Hornburg provides an answer to the last query, using slipped stitches and ever-changing stitch counts to show wild colorways (like Helm’s Deep) to full effect.
Pattern: Hornburg Cowl
Designer: Rachel Henry
Available: $6 on Ravelry
Yarn: A Hundred Ravens Aesir — 2 skeins
Hornburg is knit flat, using a clever trick of construction to result in a circular cowl with no sewing or picked-up stitches. No, really!
Although designed for a bouncy sport-weight yarn (like Aesir), the pattern is readily adapted to other weights of yarn. Use needles sized appropriately for your yarn, and add (or remove) repeats of the bias strip pattern as desired. Naturally, yardage required will vary with size of yarn and needles.
Lookit what I made, it’s so cool! :)
Project: Fairy Rings
Pattern: Miss Winkle
Designer: Martina Behm
Available: €3.60 EUR on Ravelry
Yarn: A Hundred Ravens Iachos in “Frances and the Leaping Fairy”
So … I think we all know how hard it can be to find a good pattern for a high-contrast multi-colored skein of hand-dyed yarn. For instance, take a look at this skein:
In terms of colors, the white, coral, and green all contrast sharply. The tone of the saturated green and color are about the same, as you can see in the black-and-white version, but there is a strong contrast between the white and the most saturated “grey” ends of the skein. This is a colorway that will be stripey, and would overwhelm any but the most simple lace pattern.
BUT — it’s perfect for garter stitch, especially if the project has a variable stitch count to help avoid big pools of color. Martina Behm’s Hitchhiker is a perfect example of a simple pattern in garter stitch that increases gradually from a small cast-on to a broad end … it’s classic! Martina seems to have made this sort of shawl/scarf a bit of a speciality. What I like about Miss Winkle is the awesome loopy edge. I need something to help hold my attention when working garter stitch, and this was just the thing. An unexpected side-benefit of the loops is that they concentrate the color. I estimate that each loop uses about half a round of the skein, so many progress through all three main colors. It helps “pop” the colors in the garter stitch…. and also, they are so cool!!

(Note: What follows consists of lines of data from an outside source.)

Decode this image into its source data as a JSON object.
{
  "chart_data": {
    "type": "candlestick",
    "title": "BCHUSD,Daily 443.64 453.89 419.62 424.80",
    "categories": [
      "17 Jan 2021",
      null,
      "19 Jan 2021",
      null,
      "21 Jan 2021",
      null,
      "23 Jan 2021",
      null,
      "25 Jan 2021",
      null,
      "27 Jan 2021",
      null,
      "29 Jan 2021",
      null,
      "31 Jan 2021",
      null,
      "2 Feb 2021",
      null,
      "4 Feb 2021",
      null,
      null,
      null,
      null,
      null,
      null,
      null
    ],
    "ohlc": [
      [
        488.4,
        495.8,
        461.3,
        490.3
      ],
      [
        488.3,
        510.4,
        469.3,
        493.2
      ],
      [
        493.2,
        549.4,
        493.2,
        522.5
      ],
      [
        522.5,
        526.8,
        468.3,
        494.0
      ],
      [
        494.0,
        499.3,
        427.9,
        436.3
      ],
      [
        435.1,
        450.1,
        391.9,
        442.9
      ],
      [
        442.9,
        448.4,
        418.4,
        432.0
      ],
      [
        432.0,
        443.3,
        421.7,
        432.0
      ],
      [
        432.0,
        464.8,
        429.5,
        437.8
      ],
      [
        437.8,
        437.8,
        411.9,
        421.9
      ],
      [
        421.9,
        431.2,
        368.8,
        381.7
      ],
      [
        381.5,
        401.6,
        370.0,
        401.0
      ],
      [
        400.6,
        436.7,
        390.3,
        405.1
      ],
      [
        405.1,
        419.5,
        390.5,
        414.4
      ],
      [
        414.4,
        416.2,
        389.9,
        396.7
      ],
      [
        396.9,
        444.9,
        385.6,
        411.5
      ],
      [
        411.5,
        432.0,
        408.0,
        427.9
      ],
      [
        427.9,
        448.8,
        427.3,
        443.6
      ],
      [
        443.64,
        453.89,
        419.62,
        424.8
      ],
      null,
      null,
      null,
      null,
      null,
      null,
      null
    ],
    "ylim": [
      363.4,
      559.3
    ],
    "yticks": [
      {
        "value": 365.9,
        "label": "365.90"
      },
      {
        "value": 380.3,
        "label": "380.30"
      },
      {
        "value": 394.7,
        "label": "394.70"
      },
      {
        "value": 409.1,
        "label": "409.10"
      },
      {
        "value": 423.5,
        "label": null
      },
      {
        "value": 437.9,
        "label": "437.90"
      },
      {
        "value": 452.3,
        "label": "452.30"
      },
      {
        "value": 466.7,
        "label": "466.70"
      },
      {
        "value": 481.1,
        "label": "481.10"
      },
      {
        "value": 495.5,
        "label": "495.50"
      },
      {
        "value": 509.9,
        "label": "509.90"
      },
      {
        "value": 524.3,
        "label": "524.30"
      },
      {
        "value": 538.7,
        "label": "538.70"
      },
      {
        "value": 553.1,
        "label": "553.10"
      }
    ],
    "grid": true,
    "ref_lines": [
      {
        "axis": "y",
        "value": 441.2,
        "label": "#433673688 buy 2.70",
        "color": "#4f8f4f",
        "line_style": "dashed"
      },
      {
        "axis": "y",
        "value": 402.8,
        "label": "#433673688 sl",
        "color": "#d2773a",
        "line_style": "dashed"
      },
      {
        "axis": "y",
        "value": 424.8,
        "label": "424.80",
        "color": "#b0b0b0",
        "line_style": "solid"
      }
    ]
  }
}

The curve of this kind of shawl happens naturally — the neck edge has kfb on both RS and WS rows, so it “pulls” a bit.
So … last week I got my hands on my special-order Aesir from A Hundred Ravens. I had a specific project in mind, and I asked Kate to dye a batch of Aesir in “mostly Bree, but less orange and more tonal in general.”
She took a look at the project I was planning, and made this for me:
And, here are the first two gears of my Torque Scarf!
A Hundred Ravens can be found at the Wayland Winter Farmers’ Market most Saturdays! Snugged in amongst the plants and, um, garden decorations you will find a wide variety of delicious local food and other neat stuff. Kate sells hard copies of many of my patterns, and has lovely samples worked up in her yarn. The butter-yellow Levade in Llyr is one of my favorites.
It’s even better on a dinosaur.
(The raptor is a yard ornament. That you can buy. To put in your yard. And terrify people.)